The Consumer Choice Center’s North American Affairs Manager David Clement responds: “The PFAS Action Act could seriously jeopardize chip manufacturing in the United States, and ultimately make the chip shortage much worse before it gets better. These chemicals are vital for the production of semiconductors, and if Congress continues down the path of wanting to ban PFAS chip manufacturers will be in a world of trouble.
“Regulating PFAS has to be done from the perspective of clean drinking water, as opposed to declaring all 4,000+ PFAS chemicals hazardous. Ensuring proper production standards to avoid dumping or leakage helps solve the problem of contaminated water, while avoiding the consequences of banning PFAS all together. This is especially important in the context of everyday consumer products that rely on these chemicals in the manufacturing process. If production standards for PFAS are upheld, and enforced, we can tackle the clean drinking water issue while allowing for PFAS to be used where it presents little to no risk to consumers,” said Clement.
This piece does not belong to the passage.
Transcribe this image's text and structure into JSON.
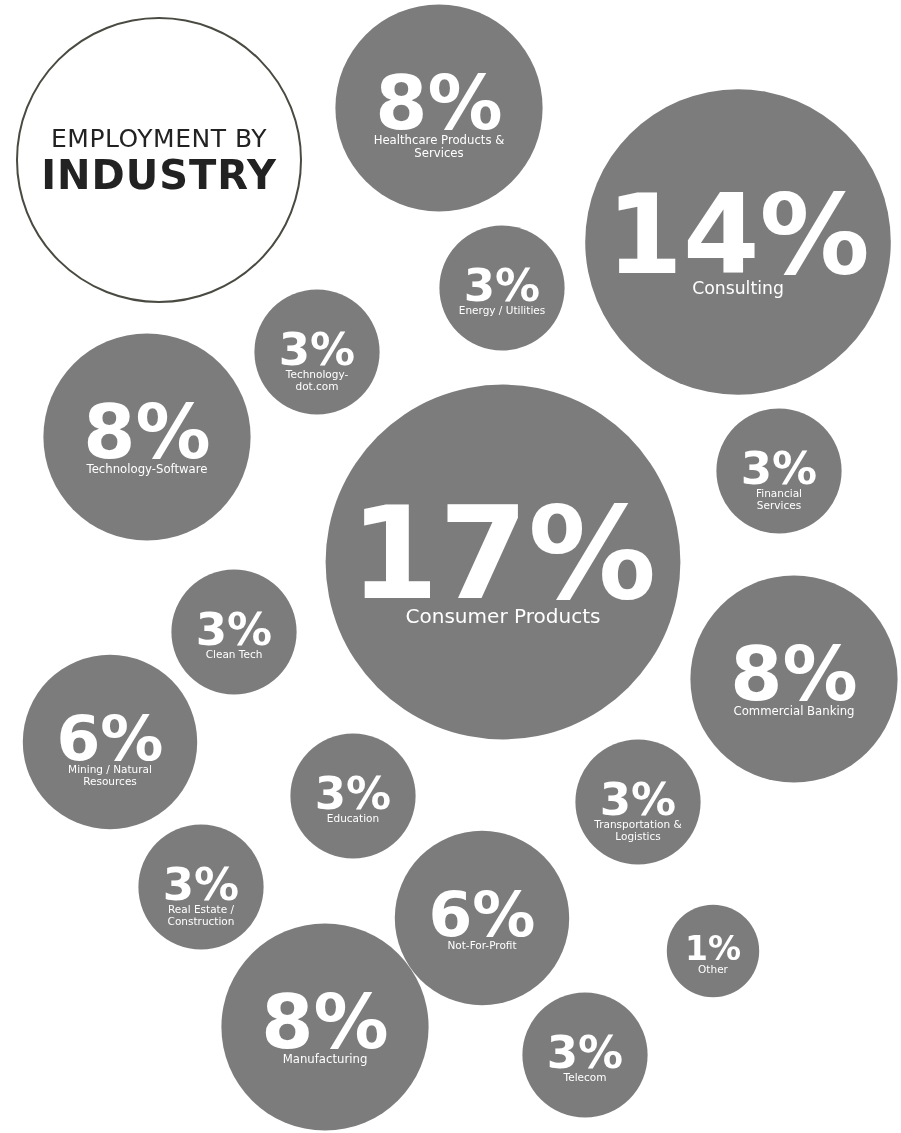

“What makes the act even more problematic is that the science isn’t settled in regards to the impact PFAS has on human health, and at what exposure level. Peer-reviewed research in Environmental Research suggests that it might be time for legislators to take a deep breath before over-committing themselves to heavy restrictions and out-right bans. We hope that Congress can follow the science on PFAS,” said Clement.